Donahue suggested letting them watch his interview with Madalyn Murray O’Hair, then a celebrity for being an atheist. Soon, he allowed members of the audience to ask questions. Decades later, his brand of television became an industry standard that continues today.
“Phil Donahue essentially started this company and began an entire industry in daytime syndication,” Bob Turner, then president of Multimedia Entertainment, said in a statement to the Times in 1996 when Donahue announced his retirement.
Donahue was a contributor to NBC's "TODAY" show from 1979 until 1988. He returned to television in 2002 as a prime-time host on MSNBC, but his show was canceled after less than a year. (MSNBC and NBC News share the same parent company, NBCUniversal.)
Away from interviewing entertainers and touching on polarizing topics such as war and abortion, Donahue was a self-described feminist.
He became an advocate for women’s rights after he noticed how women decades ago were treated in the workplace.
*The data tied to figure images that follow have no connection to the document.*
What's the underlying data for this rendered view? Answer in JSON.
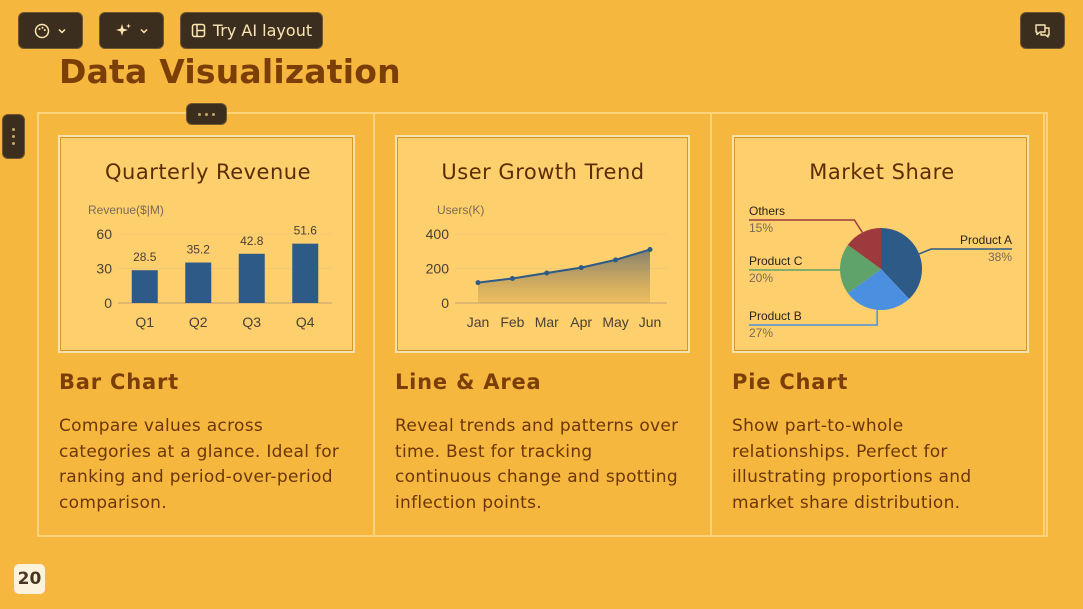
{
  "toolbar": {
    "ai_layout_label": "Try AI layout"
  },
  "page": {
    "title": "Data Visualization",
    "page_number": "20"
  },
  "cards": [
    {
      "heading": "Bar Chart",
      "description": "Compare values across categories at a glance. Ideal for ranking and period-over-period comparison."
    },
    {
      "heading": "Line & Area",
      "description": "Reveal trends and patterns over time. Best for tracking continuous change and spotting inflection points."
    },
    {
      "heading": "Pie Chart",
      "description": "Show part-to-whole relationships. Perfect for illustrating proportions and market share distribution."
    }
  ],
  "colors": {
    "background": "#f6b73f",
    "card": "#fed06d",
    "bar": "#2d5a86",
    "title": "#7a3e06"
  },
  "chart_data": [
    {
      "type": "bar",
      "title": "Quarterly Revenue",
      "ylabel": "Revenue($|M)",
      "categories": [
        "Q1",
        "Q2",
        "Q3",
        "Q4"
      ],
      "values": [
        28.5,
        35.2,
        42.8,
        51.6
      ],
      "value_labels": [
        "28.5",
        "35.2",
        "42.8",
        "51.6"
      ],
      "yticks": [
        0,
        30,
        60
      ],
      "ylim": [
        0,
        60
      ],
      "grid": true
    },
    {
      "type": "area",
      "title": "User Growth Trend",
      "ylabel": "Users(K)",
      "categories": [
        "Jan",
        "Feb",
        "Mar",
        "Apr",
        "May",
        "Jun"
      ],
      "values": [
        118,
        142,
        174,
        205,
        250,
        310
      ],
      "yticks": [
        0,
        200,
        400
      ],
      "ylim": [
        0,
        400
      ],
      "grid": true
    },
    {
      "type": "pie",
      "title": "Market Share",
      "slices": [
        {
          "name": "Product A",
          "value": 38,
          "label": "38%",
          "color": "#2d5a86"
        },
        {
          "name": "Product B",
          "value": 27,
          "label": "27%",
          "color": "#4a8fe0"
        },
        {
          "name": "Product C",
          "value": 20,
          "label": "20%",
          "color": "#5fa36a"
        },
        {
          "name": "Others",
          "value": 15,
          "label": "15%",
          "color": "#9c3a3e"
        }
      ]
    }
  ]
}
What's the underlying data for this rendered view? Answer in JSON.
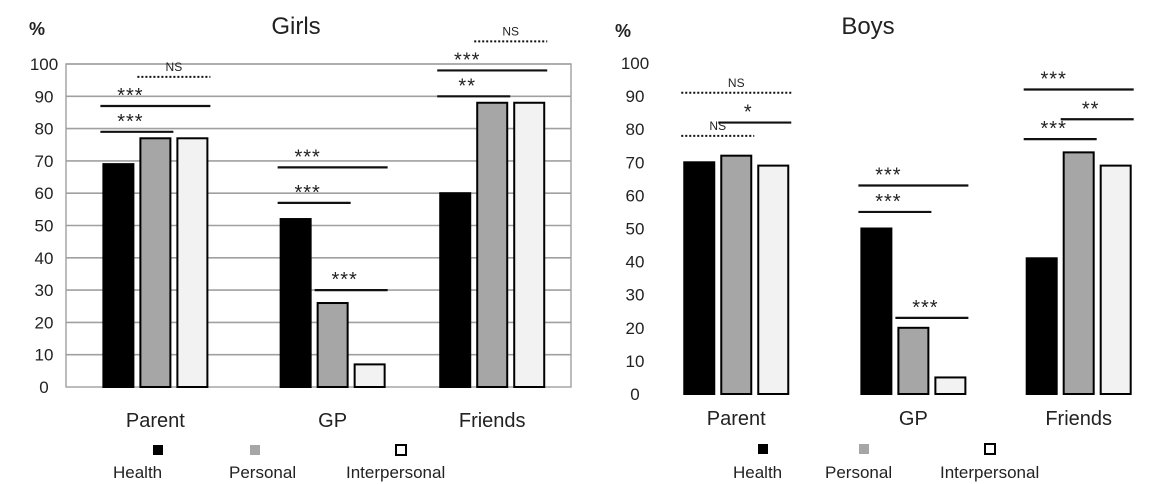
{
  "chart_data": [
    {
      "type": "bar",
      "title": "Girls",
      "ylabel": "%",
      "ylim": [
        0,
        100
      ],
      "yticks": [
        "0",
        "10",
        "20",
        "30",
        "40",
        "50",
        "60",
        "70",
        "80",
        "90",
        "100"
      ],
      "categories": [
        "Parent",
        "GP",
        "Friends"
      ],
      "grid": "horizontal",
      "legend_placement": "bottom",
      "series": [
        {
          "name": "Health",
          "values": [
            69,
            52,
            60
          ]
        },
        {
          "name": "Personal",
          "values": [
            77,
            26,
            88
          ]
        },
        {
          "name": "Interpersonal",
          "values": [
            77,
            7,
            88
          ]
        }
      ],
      "significance": [
        {
          "category": "Parent",
          "from": 0,
          "to": 1,
          "level": 79,
          "label": "***",
          "style": "solid"
        },
        {
          "category": "Parent",
          "from": 0,
          "to": 2,
          "level": 87,
          "label": "***",
          "style": "solid"
        },
        {
          "category": "Parent",
          "from": 1,
          "to": 2,
          "level": 96,
          "label": "NS",
          "style": "dotted"
        },
        {
          "category": "GP",
          "from": 0,
          "to": 1,
          "level": 57,
          "label": "***",
          "style": "solid"
        },
        {
          "category": "GP",
          "from": 0,
          "to": 2,
          "level": 68,
          "label": "***",
          "style": "solid"
        },
        {
          "category": "GP",
          "from": 1,
          "to": 2,
          "level": 30,
          "label": "***",
          "style": "solid"
        },
        {
          "category": "Friends",
          "from": 0,
          "to": 1,
          "level": 90,
          "label": "**",
          "style": "solid"
        },
        {
          "category": "Friends",
          "from": 0,
          "to": 2,
          "level": 98,
          "label": "***",
          "style": "solid"
        },
        {
          "category": "Friends",
          "from": 1,
          "to": 2,
          "level": 107,
          "label": "NS",
          "style": "dotted"
        }
      ]
    },
    {
      "type": "bar",
      "title": "Boys",
      "ylabel": "%",
      "ylim": [
        0,
        100
      ],
      "yticks": [
        "0",
        "10",
        "20",
        "30",
        "40",
        "50",
        "60",
        "70",
        "80",
        "90",
        "100"
      ],
      "categories": [
        "Parent",
        "GP",
        "Friends"
      ],
      "grid": "none",
      "legend_placement": "bottom",
      "series": [
        {
          "name": "Health",
          "values": [
            70,
            50,
            41
          ]
        },
        {
          "name": "Personal",
          "values": [
            72,
            20,
            73
          ]
        },
        {
          "name": "Interpersonal",
          "values": [
            69,
            5,
            69
          ]
        }
      ],
      "significance": [
        {
          "category": "Parent",
          "from": 0,
          "to": 1,
          "level": 78,
          "label": "NS",
          "style": "dotted"
        },
        {
          "category": "Parent",
          "from": 0,
          "to": 2,
          "level": 91,
          "label": "NS",
          "style": "dotted"
        },
        {
          "category": "Parent",
          "from": 1,
          "to": 2,
          "level": 82,
          "label": "*",
          "style": "solid"
        },
        {
          "category": "GP",
          "from": 0,
          "to": 1,
          "level": 55,
          "label": "***",
          "style": "solid"
        },
        {
          "category": "GP",
          "from": 0,
          "to": 2,
          "level": 63,
          "label": "***",
          "style": "solid"
        },
        {
          "category": "GP",
          "from": 1,
          "to": 2,
          "level": 23,
          "label": "***",
          "style": "solid"
        },
        {
          "category": "Friends",
          "from": 0,
          "to": 1,
          "level": 77,
          "label": "***",
          "style": "solid"
        },
        {
          "category": "Friends",
          "from": 0,
          "to": 2,
          "level": 92,
          "label": "***",
          "style": "solid"
        },
        {
          "category": "Friends",
          "from": 1,
          "to": 2,
          "level": 83,
          "label": "**",
          "style": "solid"
        }
      ]
    }
  ],
  "colors": {
    "Health": "#000000",
    "Personal": "#a6a6a6",
    "Interpersonal": "#f2f2f2",
    "grid": "#a0a0a0",
    "bar_outline": "#000000"
  }
}
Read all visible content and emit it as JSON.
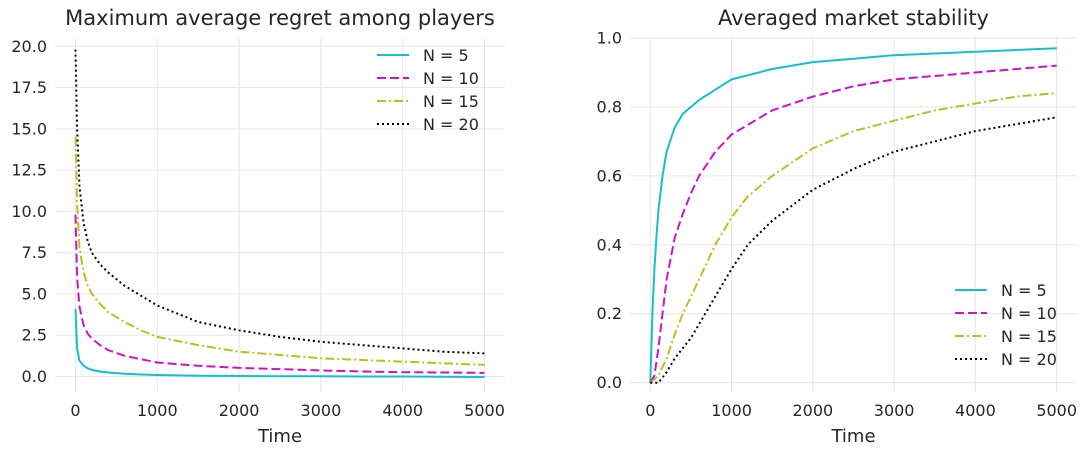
{
  "chart_data": [
    {
      "type": "line",
      "title": "Maximum average regret among players",
      "xlabel": "Time",
      "ylabel": "",
      "xlim": [
        -250,
        5250
      ],
      "ylim": [
        -1.0,
        20.5
      ],
      "xticks": [
        0,
        1000,
        2000,
        3000,
        4000,
        5000
      ],
      "yticks": [
        0.0,
        2.5,
        5.0,
        7.5,
        10.0,
        12.5,
        15.0,
        17.5,
        20.0
      ],
      "ytick_labels": [
        "0.0",
        "2.5",
        "5.0",
        "7.5",
        "10.0",
        "12.5",
        "15.0",
        "17.5",
        "20.0"
      ],
      "grid": true,
      "legend_position": "top-right",
      "series": [
        {
          "name": "N = 5",
          "color": "#17becf",
          "dash": "solid",
          "x": [
            0,
            20,
            50,
            100,
            150,
            200,
            300,
            400,
            600,
            800,
            1000,
            1500,
            2000,
            2500,
            3000,
            3500,
            4000,
            4500,
            5000
          ],
          "y": [
            4.1,
            1.7,
            0.95,
            0.65,
            0.5,
            0.4,
            0.3,
            0.24,
            0.17,
            0.12,
            0.09,
            0.05,
            0.03,
            0.02,
            0.01,
            0.0,
            0.0,
            -0.02,
            -0.03
          ]
        },
        {
          "name": "N = 10",
          "color": "#c716c7",
          "dash": "dashed",
          "x": [
            0,
            20,
            50,
            100,
            150,
            200,
            300,
            400,
            600,
            800,
            1000,
            1500,
            2000,
            2500,
            3000,
            3500,
            4000,
            4500,
            5000
          ],
          "y": [
            9.8,
            6.0,
            4.2,
            3.1,
            2.6,
            2.3,
            1.9,
            1.6,
            1.25,
            1.05,
            0.85,
            0.65,
            0.52,
            0.45,
            0.37,
            0.3,
            0.26,
            0.24,
            0.22
          ]
        },
        {
          "name": "N = 15",
          "color": "#bcbd22",
          "dash": "dashdot",
          "x": [
            0,
            20,
            50,
            100,
            150,
            200,
            300,
            400,
            600,
            800,
            1000,
            1500,
            2000,
            2500,
            3000,
            3500,
            4000,
            4500,
            5000
          ],
          "y": [
            14.5,
            10.5,
            7.8,
            6.3,
            5.5,
            5.0,
            4.4,
            3.9,
            3.3,
            2.8,
            2.4,
            1.9,
            1.5,
            1.3,
            1.1,
            1.0,
            0.9,
            0.8,
            0.7
          ]
        },
        {
          "name": "N = 20",
          "color": "#000000",
          "dash": "dotted",
          "x": [
            0,
            20,
            50,
            100,
            150,
            200,
            300,
            400,
            600,
            800,
            1000,
            1500,
            2000,
            2500,
            3000,
            3500,
            4000,
            4500,
            5000
          ],
          "y": [
            19.8,
            15.0,
            11.5,
            9.3,
            8.2,
            7.5,
            6.8,
            6.3,
            5.5,
            4.9,
            4.3,
            3.3,
            2.8,
            2.4,
            2.1,
            1.9,
            1.7,
            1.5,
            1.4
          ]
        }
      ]
    },
    {
      "type": "line",
      "title": "Averaged market stability",
      "xlabel": "Time",
      "ylabel": "",
      "xlim": [
        -250,
        5250
      ],
      "ylim": [
        -0.03,
        1.0
      ],
      "xticks": [
        0,
        1000,
        2000,
        3000,
        4000,
        5000
      ],
      "yticks": [
        0.0,
        0.2,
        0.4,
        0.6,
        0.8,
        1.0
      ],
      "ytick_labels": [
        "0.0",
        "0.2",
        "0.4",
        "0.6",
        "0.8",
        "1.0"
      ],
      "grid": true,
      "legend_position": "bottom-right",
      "series": [
        {
          "name": "N = 5",
          "color": "#17becf",
          "dash": "solid",
          "x": [
            0,
            25,
            50,
            75,
            100,
            150,
            200,
            300,
            400,
            500,
            600,
            800,
            1000,
            1500,
            2000,
            2500,
            3000,
            4000,
            5000
          ],
          "y": [
            0.0,
            0.2,
            0.33,
            0.42,
            0.5,
            0.6,
            0.67,
            0.74,
            0.78,
            0.8,
            0.82,
            0.85,
            0.88,
            0.91,
            0.93,
            0.94,
            0.95,
            0.96,
            0.97
          ]
        },
        {
          "name": "N = 10",
          "color": "#c716c7",
          "dash": "dashed",
          "x": [
            0,
            50,
            100,
            150,
            200,
            300,
            400,
            500,
            600,
            800,
            1000,
            1500,
            2000,
            2500,
            3000,
            4000,
            5000
          ],
          "y": [
            0.0,
            0.02,
            0.1,
            0.2,
            0.3,
            0.42,
            0.49,
            0.55,
            0.6,
            0.67,
            0.72,
            0.79,
            0.83,
            0.86,
            0.88,
            0.9,
            0.92
          ]
        },
        {
          "name": "N = 15",
          "color": "#bcbd22",
          "dash": "dashdot",
          "x": [
            0,
            100,
            200,
            300,
            400,
            500,
            600,
            800,
            1000,
            1200,
            1500,
            2000,
            2500,
            3000,
            3500,
            4000,
            4500,
            5000
          ],
          "y": [
            0.0,
            0.02,
            0.07,
            0.14,
            0.2,
            0.25,
            0.3,
            0.4,
            0.48,
            0.54,
            0.6,
            0.68,
            0.73,
            0.76,
            0.79,
            0.81,
            0.83,
            0.84
          ]
        },
        {
          "name": "N = 20",
          "color": "#000000",
          "dash": "dotted",
          "x": [
            0,
            100,
            200,
            300,
            400,
            500,
            600,
            800,
            1000,
            1200,
            1500,
            2000,
            2500,
            3000,
            3500,
            4000,
            4500,
            5000
          ],
          "y": [
            0.0,
            0.0,
            0.03,
            0.07,
            0.1,
            0.13,
            0.17,
            0.25,
            0.33,
            0.4,
            0.47,
            0.56,
            0.62,
            0.67,
            0.7,
            0.73,
            0.75,
            0.77
          ]
        }
      ]
    }
  ]
}
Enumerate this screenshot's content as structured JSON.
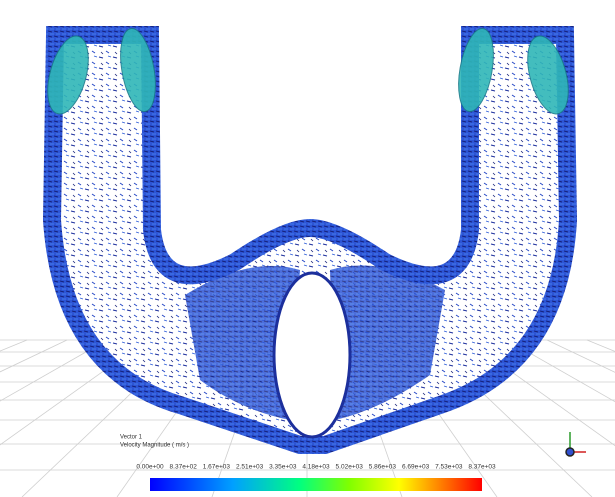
{
  "legend": {
    "title": "Vector 1",
    "variable": "Velocity Magnitude ( m/s )",
    "labels": [
      "0.00e+00",
      "8.37e+02",
      "1.67e+03",
      "2.51e+03",
      "3.35e+03",
      "4.18e+03",
      "5.02e+03",
      "5.86e+03",
      "6.69e+03",
      "7.53e+03",
      "8.37e+03"
    ]
  }
}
“I was always proud of that,” Donahue said during a taping of NBC’s "Megyn Kelly Today" in 2017.
In the 1960s, “a boss could tell his secretary to walk around the room so he could look at her; poke her in the chest and get away with it. There was nothing she could do about it,” Donahue said during the episode.
He also noted how many women at the time didn’t host daytime talk shows, unlike now.
“It reminds me of how far we’ve come, how far women have come,” he said.
Donahue was inducted into the Television Academy Hall of Fame in 1993.
During that ceremony, Thomas recalled how her husband put the toughest issues faced by Americans in stark and understandable language.
"He forced us to take a hard look at the real and imagined goals of the Persian Gulf War, the pros and cons of condom distribution in schools and legalized drug abuse," she said.
"He laid out the savings and loan crisis in terms so plain that anybody who had ever taken freshman math could get a grip on the ripoff."
He won nine Daytime Emmy Awards, dominating the outstanding syndicated talk show host category from the mid-1970s to the mid-’80s.
President Joe Biden honored him this year with a Presidential Medal of Freedom, the nation's highest civilian honor.
The White House called him a "television pioneer," whose daytime chat show became "one of the most influential" programs of its time.
In lieu of flowers, loved ones asked for donations to be made to St. Jude Children’s Research Hospital or the Phil Donahue/Notre Dame Scholarship Fund.
Donahue's wife and his father-in-law, Danny Thomas, have long been associated with St. Jude Children’s Research Hospital.
Donahue married Thomas in 1980, making them one of the most enduring couples in show business.
She's best known for her work on the groundbreaking sitcom "That Girl," which ran for five seasons on ABC from 1966 to 1971.
It was one of the first network shows to focus on a single woman seeking a career. More shows with that nature would follow in the 1970s and ’80s, such as "The Mary Tyler Moore Show" and "Kate and Allie."